The Rogue is a practical and efficient compact crossover—and Nissan’s best-selling model. While its attractive looks and comfortable cabin are appealing, the Rogue isn’t as charismatic or refined as leading rivals. Its lazy 170-hp four-cylinder pairs with front- or all-wheel drive, and its performance is uninspired. It is exceptionally safe with great crash-test results and oodles of available active safety assists. Still, this class is filled with fun and functional alternatives that are more compelling than the mass-market Rogue.
What’s New for 2018?
For 2018, the Rogue is cosmetically and mechanically unchanged, but it is no longer available with a third row. However, it adds several consumer-minded features that improve its appeal elsewhere. The biggest addition is Nissan’s ProPilot Assist, which debuts on the 2018 Rogue.

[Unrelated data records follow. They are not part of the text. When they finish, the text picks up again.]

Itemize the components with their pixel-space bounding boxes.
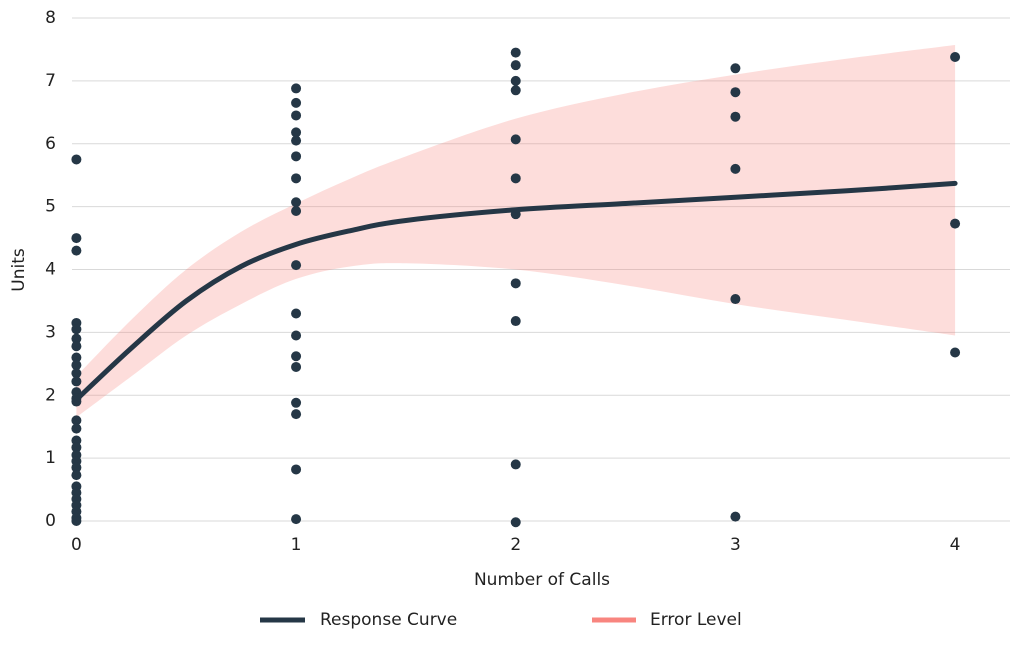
data-point — [71, 516, 82, 526]
data-point — [71, 233, 82, 244]
data-point — [510, 459, 521, 470]
y-tick-label: 6 — [45, 134, 56, 154]
data-point — [510, 60, 521, 71]
data-point — [71, 352, 82, 363]
y-tick-label: 5 — [45, 197, 56, 217]
y-tick-label: 3 — [45, 322, 56, 342]
data-point — [950, 347, 961, 358]
data-point — [291, 197, 302, 208]
data-point — [291, 361, 302, 372]
data-point — [291, 83, 302, 94]
data-point — [71, 462, 82, 473]
data-point — [291, 308, 302, 319]
data-point — [71, 341, 82, 352]
data-point — [510, 316, 521, 327]
data-point — [71, 435, 82, 446]
data-point — [291, 397, 302, 408]
data-point — [291, 206, 302, 217]
data-point — [71, 415, 82, 426]
data-point — [730, 63, 741, 74]
data-point — [291, 260, 302, 271]
data-point — [510, 173, 521, 184]
data-point — [71, 442, 82, 453]
x-tick-label: 2 — [510, 535, 521, 555]
y-tick-label: 1 — [45, 448, 56, 468]
data-point — [71, 368, 82, 379]
data-point — [510, 517, 521, 528]
data-point — [291, 97, 302, 108]
data-point — [730, 87, 741, 98]
data-point — [71, 154, 82, 165]
data-point — [71, 376, 82, 387]
data-point — [510, 47, 521, 58]
data-point — [291, 464, 302, 475]
data-point — [730, 294, 741, 305]
data-point — [950, 218, 961, 229]
data-point — [510, 85, 521, 96]
error-band — [76, 45, 956, 418]
data-point — [291, 351, 302, 362]
data-point — [730, 163, 741, 174]
legend-label: Response Curve — [320, 610, 457, 630]
x-tick-label: 0 — [71, 535, 82, 555]
data-point — [71, 470, 82, 481]
x-tick-label: 1 — [291, 535, 302, 555]
data-point — [291, 135, 302, 146]
data-point — [291, 409, 302, 420]
data-point — [71, 423, 82, 434]
y-tick-label: 4 — [45, 260, 56, 280]
data-point — [510, 134, 521, 145]
data-point — [291, 151, 302, 162]
data-point — [291, 173, 302, 184]
data-point — [291, 514, 302, 525]
x-tick-label: 3 — [730, 535, 741, 555]
x-axis-label: Number of Calls — [474, 570, 610, 590]
legend-label: Error Level — [650, 610, 742, 630]
data-point — [510, 75, 521, 86]
y-tick-label: 0 — [45, 511, 56, 531]
data-point — [71, 245, 82, 256]
data-point — [510, 278, 521, 289]
y-axis-label: Units — [9, 248, 29, 292]
y-tick-label: 7 — [45, 71, 56, 91]
response-curve — [73, 180, 958, 403]
data-point — [71, 360, 82, 371]
data-point — [71, 333, 82, 344]
data-point — [71, 324, 82, 335]
y-tick-label: 8 — [45, 8, 56, 28]
data-point — [291, 110, 302, 121]
data-point — [291, 330, 302, 341]
y-tick-label: 2 — [45, 385, 56, 405]
data-point — [291, 127, 302, 138]
data-point — [730, 511, 741, 522]
data-point — [730, 111, 741, 122]
data-point — [950, 51, 961, 62]
x-tick-label: 4 — [950, 535, 961, 555]
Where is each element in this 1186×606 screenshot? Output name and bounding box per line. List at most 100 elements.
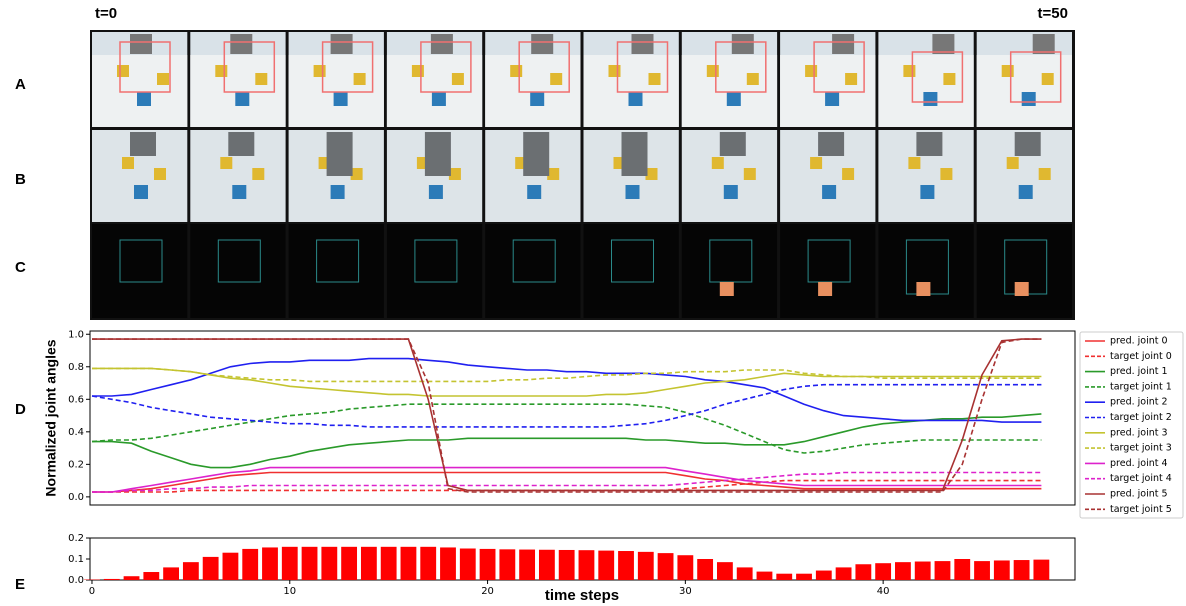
gripper: [932, 34, 955, 54]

The system uses lane-keeping assist and stop-and-go adaptive cruise control to help the driver accelerate, brake, and steer on the highway. Every Rogue also receives a standard 7.0-inch touchscreen with Apple CarPlay and Android Auto. Additionally, it receives another USB port (two total), new standard equipment on higher trims, renamed and reshuffled packages, and two new exterior colors: Scarlet Ember and Midnight Pine.
Pricing is in 2018 dollars:
- Rogue FWD S: $25,845
- Rogue FWD SV: $27,065
- Rogue FWD SL: $32,225
- Rogue AWD S: $27,195
- Rogue AWD SV: $28,415
- Rogue AWD SL: $33,575
- Rogue FWD SL Hybrid: $33,425
- Rogue FWD SV Hybrid: $28,065
- Rogue AWD SL Hybrid: $34,775
- Rogue AWD SV Hybrid: $29,415
Engine, Transmission, and Performance
The Rogue retains the same engine and continuously variable automatic transmission (CVT) for 2018. Noisy and reluctant can describe an unsettled stomach after a supersize value meal—or the Rogue’s gasoline powertrain. A hybrid is available, too. The 170-hp 2.5-liter four-cylinder and continuously variable automatic transmission (CVT) is the standard setup. The CVT’s sluggish response and syrupy power delivery cause the engine to wail under heavy throttle; this powertrain seems to drag the Rogue around town rather than pull it. The hybrid version mates a 2.0-liter four-cylinder and an electric motor to produce a combined 176 horsepower through the same CVT as the gasoline engine. Driving the Rogue is like visiting your grandparents: The feedback might be a little dull, but at least it’s comfortable. Acceleration that lags behind that of class leaders, buoyant body motions, and unremarkable brakes are trademarks of the dynamically lackluster Nissan. During normal driving conditions, the pedal feels light and the brakes respond inconsistently. Hit the brakes hard and the Rogue’s nose takes a noticeable dive.
EPA fuel economy testing and reporting procedures have changed over time. For the latest and most accurate fuel economy numbers on current and older vehicles, we use the U.S. Department of Energy’s fueleconomy.gov website. Under the heading “Find & Compare Cars” click on the Compare Side-by-Side tool to find the EPA ratings for the make, model, and year you’re interested in.
Interior, Comfort, and Cargo
The Rogue’s interior is a comfortable and attractive environment, and the Platinum Reserve Interior package takes it into luxury territory. The 2018 Rogue is no longer available with a third row, which means the Volkswagen Tiguan is the only other compact crossover that is. The Nissan’s interior is otherwise unchanged, preserving the pleasant environment that is one of its high points. Along with other interior updates and enhancements, the Rogue’s riders benefit from added sound-absorbing materials that make it quieter inside. Nissan’s Zero Gravity front bucket seats provide incredible comfort, although we’re surprised a power-adjustable passenger seat isn’t offered. The Platinum Reserve Interior package is a deal that delivers an upscale touch. It covers the seats in dark camel leather with quilted inserts and extends to the doors, dash, and center console to create an opulent environment
Infotainment and Connectivity
Every Rogue has a standard 7.0-inch NissanConnect infotainment system with Apple CarPlay and Android Auto. Too bad the interface is less attractive than its rivals’, and we experienced some issues with the system. Addressing our gripes from 2017, Apple CarPlay and Android Auto support now comes standard on every Rogue, along with a 7.0-inch touchscreen. An additional USB port inside the center-console bin is new, too. Although we were unable to test the NissanConnect’s responsiveness, we encountered a couple of issues. Pressing the touchscreen too many times and too quickly can trigger a buffering pop-up. The entire system also blacked out on us once while we were running the navigation and satellite radio—unprovoked, it simply restarted itself middrive.